Hachero del Monte traslasierras, pedrero, picapedrero y leñador, golondrina, arriero. Por si no alcanza para trazar su perfil, fue todo eso y mucho más en una sola persona, en un niño que se hizo hombre en el monte.

Aún anidan en mi memoria cuentos, leyendas, anécdotas y algunas vivencias compartidas con él, que cargó con sus brazos y su lomo incontables carros de piedra del río para construir lo que hoy es una ciudad. Contaba mi madre cómo era verlo junto a sus hermanos pequeños, bajo el sol que partía la tierra o bajo la torrencial lluvia de las tormentas, con su carro tirado por cuatro o cinco caballos, dos o tres veces al día, para parar la olla que nunca faltó.

La partida a la madrugada desde el rancho de adobe de dos piezas, donde con María criaron nueve pibes que tardaron tiempo en saldar el pan bajo el brazo que debían traer.

Siempre el conchabo, siempre la frente alta de los tipos a los que les quedaba solo esperar el desmonte para los ricos, la siega para los terratenientes, la cría de animales tan ajenos como el destino que se dibujaba en una Argentina que era para todos pero que repartía para pocos.

Rodolfo fue mi abuelo. Lo recuerdo sentado en la punta de la mesa esperando el guiso de arroz con pollo de mi abuela María, madre de once hijos, nueve vivos, todos paridos sola o con la ayuda de “la médica”. De ahí también salí yo, uno de los que tenemos el privilegio de contar, pero también la obligación de dejar testimonio, puesto que, en estas tierras de tantos desmemoriados, de tantos necios y de tantos desclasados, no debe haber olvido para aquellos que dejaron su impronta, con poca razón pero con mucho cuerpo y espíritu.

En estos días, más fáciles para algunos y difíciles nuevamente para muchos, la escoria de la política y la rémora de una sociedad que se cree justa es pena y asco, todo al mismo tiempo: cuesta soportar la sentencia fácil, el concepto embebido en odio, el latigazo cruel sobre lo intuitivo, el racismo extremo de los mismos de siempre contra el pueblo, contra lo popular, lo sensible que todavía espera otro 17.

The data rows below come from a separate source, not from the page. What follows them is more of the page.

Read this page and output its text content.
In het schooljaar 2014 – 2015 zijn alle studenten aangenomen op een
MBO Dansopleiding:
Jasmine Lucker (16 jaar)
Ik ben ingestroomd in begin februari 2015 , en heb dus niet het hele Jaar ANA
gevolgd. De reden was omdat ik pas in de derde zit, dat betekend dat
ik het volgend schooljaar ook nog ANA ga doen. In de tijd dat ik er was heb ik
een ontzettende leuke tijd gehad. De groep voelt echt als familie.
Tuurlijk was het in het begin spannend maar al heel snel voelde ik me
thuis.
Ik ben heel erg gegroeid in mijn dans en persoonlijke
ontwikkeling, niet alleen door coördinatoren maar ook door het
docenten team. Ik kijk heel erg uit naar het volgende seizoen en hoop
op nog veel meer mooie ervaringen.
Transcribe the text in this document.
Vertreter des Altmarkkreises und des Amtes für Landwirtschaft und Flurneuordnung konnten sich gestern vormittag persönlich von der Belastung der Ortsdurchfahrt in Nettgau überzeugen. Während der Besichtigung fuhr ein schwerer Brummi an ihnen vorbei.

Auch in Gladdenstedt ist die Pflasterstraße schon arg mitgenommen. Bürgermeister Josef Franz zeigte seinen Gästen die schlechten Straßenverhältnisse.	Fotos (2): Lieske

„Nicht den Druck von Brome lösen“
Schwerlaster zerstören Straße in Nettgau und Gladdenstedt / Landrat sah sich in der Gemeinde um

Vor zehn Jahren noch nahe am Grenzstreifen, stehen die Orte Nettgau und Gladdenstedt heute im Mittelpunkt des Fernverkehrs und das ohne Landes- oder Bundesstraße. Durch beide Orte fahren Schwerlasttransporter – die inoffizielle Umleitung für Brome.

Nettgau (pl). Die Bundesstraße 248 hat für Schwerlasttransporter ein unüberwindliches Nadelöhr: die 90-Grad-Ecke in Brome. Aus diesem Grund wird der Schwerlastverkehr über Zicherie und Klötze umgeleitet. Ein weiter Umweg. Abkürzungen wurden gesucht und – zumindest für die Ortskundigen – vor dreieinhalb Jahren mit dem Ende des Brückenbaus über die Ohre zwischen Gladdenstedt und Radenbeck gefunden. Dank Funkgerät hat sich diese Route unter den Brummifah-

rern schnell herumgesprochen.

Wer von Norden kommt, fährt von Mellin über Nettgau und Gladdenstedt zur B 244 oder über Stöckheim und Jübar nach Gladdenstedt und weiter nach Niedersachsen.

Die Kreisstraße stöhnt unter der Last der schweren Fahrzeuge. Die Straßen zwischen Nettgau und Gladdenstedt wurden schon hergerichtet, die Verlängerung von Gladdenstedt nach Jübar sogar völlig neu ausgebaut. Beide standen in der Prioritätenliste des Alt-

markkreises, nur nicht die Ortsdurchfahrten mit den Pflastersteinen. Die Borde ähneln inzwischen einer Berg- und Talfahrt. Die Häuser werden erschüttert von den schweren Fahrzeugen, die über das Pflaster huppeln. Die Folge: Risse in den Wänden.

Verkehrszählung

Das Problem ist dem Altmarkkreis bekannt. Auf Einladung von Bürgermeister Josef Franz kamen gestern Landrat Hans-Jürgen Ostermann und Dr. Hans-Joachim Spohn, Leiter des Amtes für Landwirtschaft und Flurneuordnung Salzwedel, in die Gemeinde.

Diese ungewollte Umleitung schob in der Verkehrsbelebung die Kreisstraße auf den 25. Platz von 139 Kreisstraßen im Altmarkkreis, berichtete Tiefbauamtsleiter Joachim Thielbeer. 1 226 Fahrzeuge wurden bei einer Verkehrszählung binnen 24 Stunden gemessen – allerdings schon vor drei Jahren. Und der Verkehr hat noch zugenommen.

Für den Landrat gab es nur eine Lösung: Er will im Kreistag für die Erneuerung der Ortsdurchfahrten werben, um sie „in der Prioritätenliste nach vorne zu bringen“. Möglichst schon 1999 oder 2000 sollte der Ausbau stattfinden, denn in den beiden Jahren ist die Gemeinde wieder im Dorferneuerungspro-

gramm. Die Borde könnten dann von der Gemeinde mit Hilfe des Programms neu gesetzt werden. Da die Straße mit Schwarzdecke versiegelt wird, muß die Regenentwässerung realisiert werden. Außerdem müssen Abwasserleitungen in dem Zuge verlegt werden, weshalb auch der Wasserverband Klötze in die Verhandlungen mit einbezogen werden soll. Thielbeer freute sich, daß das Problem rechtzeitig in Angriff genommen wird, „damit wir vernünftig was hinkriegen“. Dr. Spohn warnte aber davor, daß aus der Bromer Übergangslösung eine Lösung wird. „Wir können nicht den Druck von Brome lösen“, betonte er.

Rememoro aquellas noches de estío, niño aún, nochecitas de un vino y un cigarro en las que Rodolfo, mi abuelo, sabía decir “días de Perón, días de abundancia”. Ese mismo abuelo que nos dejó todo y nos legó más, ese hombre que se hizo ciudadano y hombre no por contar años, sino porque pudo mostrar un papel que le acreditaba ser dueño de tres hectáreas –tierras que hoy siguen siendo tuyas, abuelo, porque te las dio el general.

No fue un regalo: fue una reivindicación, fue la resignificación de algo que era bandera insoslayable – nada más y nada menos que el trabajo–, fue el umbral entre el ser o no ser criollo, de la metafísica del día a día, fue el signo de una época de ruptura, el avistaje de una patria libre y soberana.

Pero también fue el veneno donde abrevaron los que no perdonan, los que se asquean frente a un necesitado, los que en estos tiempos no se avergüenzan de pedir “bala”. Nada de eso sorprende: simplemente duele, y mucho; pero mucho más duele la imagen de los desclasados arrastrándose bajo los poderes de turno, embanderados de demócratas.

Los discursos del odio son los mismos, conceptualmente hablando. Pueden haber mejorado la sintaxis, los subterfugios, los escondites, las coartadas, pero en definitiva la rabia se derrama, a través de personajes con caretas pequeñas, que dejan ver el verdadero rostro de la infamia. Mal que les pese, hay otro 17 y eso los perturba, los desequilibra y, lo que es peor, les libera la lengua del discriminador frente a una nueva pueblada.

Es el misterio que no han podido descifrar, el tabú que los ciega frente a la gente en las calles: la persistencia de los Rodolfos inmemoriales, el peronismo haciendo octubres los meses, los 17 volviéndose la llave de un pueblo que no se agacha.